Motion de blâme
En politique canadienne et québécoise, une motion de blâme peut être définie comme une « proposition visant à condamner un acte ou une prise de position (ou l'absence d'acte ou de prise de position) d'un député, d'un ministre ou d'un gouvernement »[1].
Bien que les motions de blâme visent à l'origine à mieux délimiter les frontières entre le pouvoir législatif et le pouvoir exécutif dans le système parlementaire de type britannique, en permettant aux députés de condamner moralement les actions d'un ministre ou d'un autre membre de l'administration gouvernementale, depuis les années 1990, les motions de blâme sont utilisées de manière croissante pour condamner des propos controversés de simples citoyens qui n'ont aucun lien objectif avec l'administration gouvernementale. Les citoyens ainsi condamnés ont tendance à juger les motions de blâme comme étant des abus de procédure parlementaire, comme étant à caractère diffamatoire et comme constituant des atteintes à leur liberté d'expression[2].
À titre d'exemple d'une motion de blâme traditionnelle qui en temps normal créerait relativement peu de controverse parce que cela vise un responsable politique plutôt qu'un simple citoyen, le ministre Pierre Fitzgibbon a été blâmé par l'Assemblée nationale du Québec en novembre 2020 pour des actes posés alors qu'il était ministre[3].
Puisque les motions de blâme sont à la frontière entre la politique et le droit, les juges ont été réticents d'utiliser leur indépendance judiciaire pour intervenir sur des questions ayant une importante composante politique. Par exemple, dans un arrêt rendu en 2006 concernant l'affaire Michaud, le juge de Cour d'appel Jean-Louis Baudouin affirme qu'il s'agit d'une question de souveraineté parlementaire. Dans son jugement, il laisse également entendre que le législateur pourrait même potentiellement aller plus loin sur le plan pénal (il utilise le verbe « condamner » plutôt que « blâmer », et il dit ensuite que l'individu condamné peut être « exécuté sur la place publique »[4]).
Certaines motions de blâme peuvent ne pas être intitulées « motion de blâme », elles peuvent prendre la forme de Déclarations unanimes de l'Assemblée législative, mais cela revient concrètement à la même chose sur le plan de la procédure parlementaire parce que le geste des députés est le même.

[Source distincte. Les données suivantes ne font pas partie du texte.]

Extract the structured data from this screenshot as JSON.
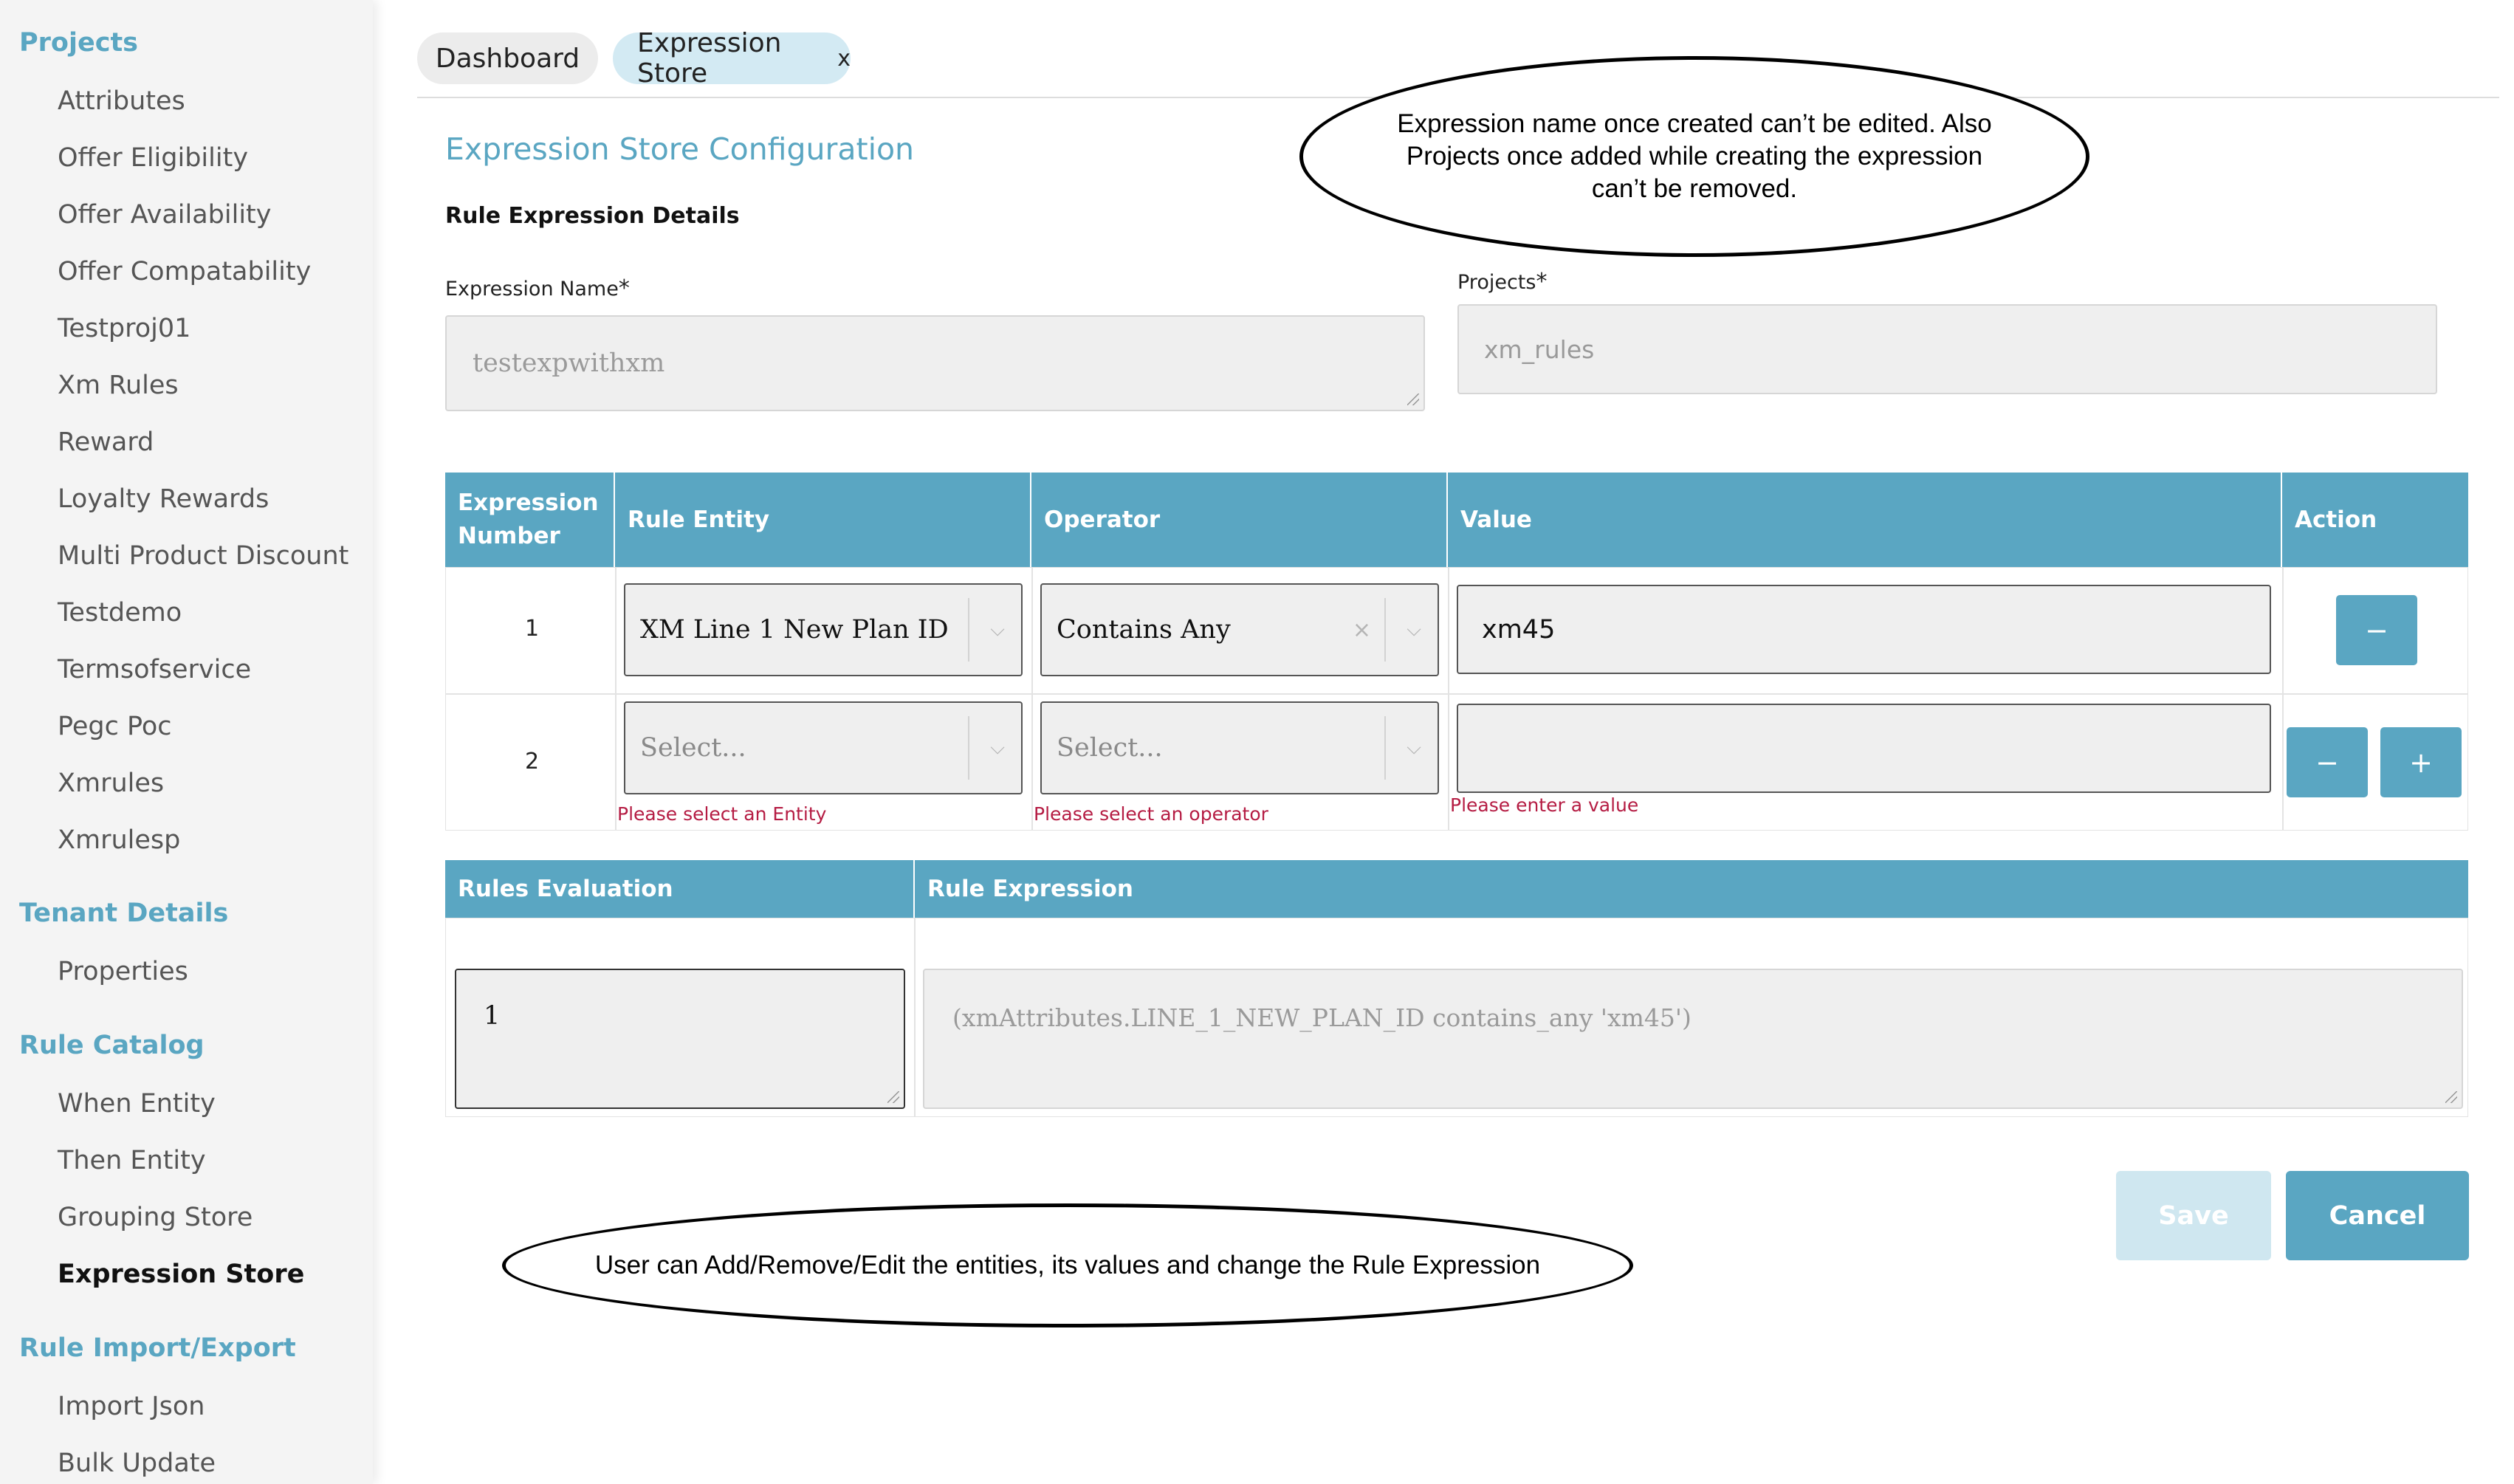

Les motifs des motions de blâme faits précédemment (présentés ci-dessous) sont nombreux et variés. Certaines motions visent à condamner des préjugés allégués d'une personne ou d'un groupe comme l'antisémitisme ou l'antisionisme, d'autres visent à dénoncer des allégations de corruption ou de mensonge politique faites contre le gouvernement ; certaines ont pour objet de dénoncer des personnes qui sont très critiques envers la Charte de la langue française ou la Loi sur la laïcité de l'État, d'autres encore visent à lutter contre le Québec bashing (dénigrement du Québec) provenant de journalistes américains ou anglophones canadiens qui sont peu familiers avec la culture québécoise. En fait, comme il n'existe aucun encadrement procédural formel visant les motions de blâme, cela peut en théorie se faire pour n'importe quelle raison et viser en principe n'importe qui.
Liste de motions de blâme ne visant pas des responsables de l'exécutif gouvernemental
- Yves Michaud, ancien député devenu défenseur des droits des petits actionnaires, pour avoir tenté de défendre le chanoine Lionel Groulx dans ses relations avec le peuple juif.
- André Pratte, blâmé pour son livre Le Syndrome de Pinocchio en 1997 alors qu'il était un simple journaliste, pour avoir laissé entendre que le mensonge est fort répandu en politique[5].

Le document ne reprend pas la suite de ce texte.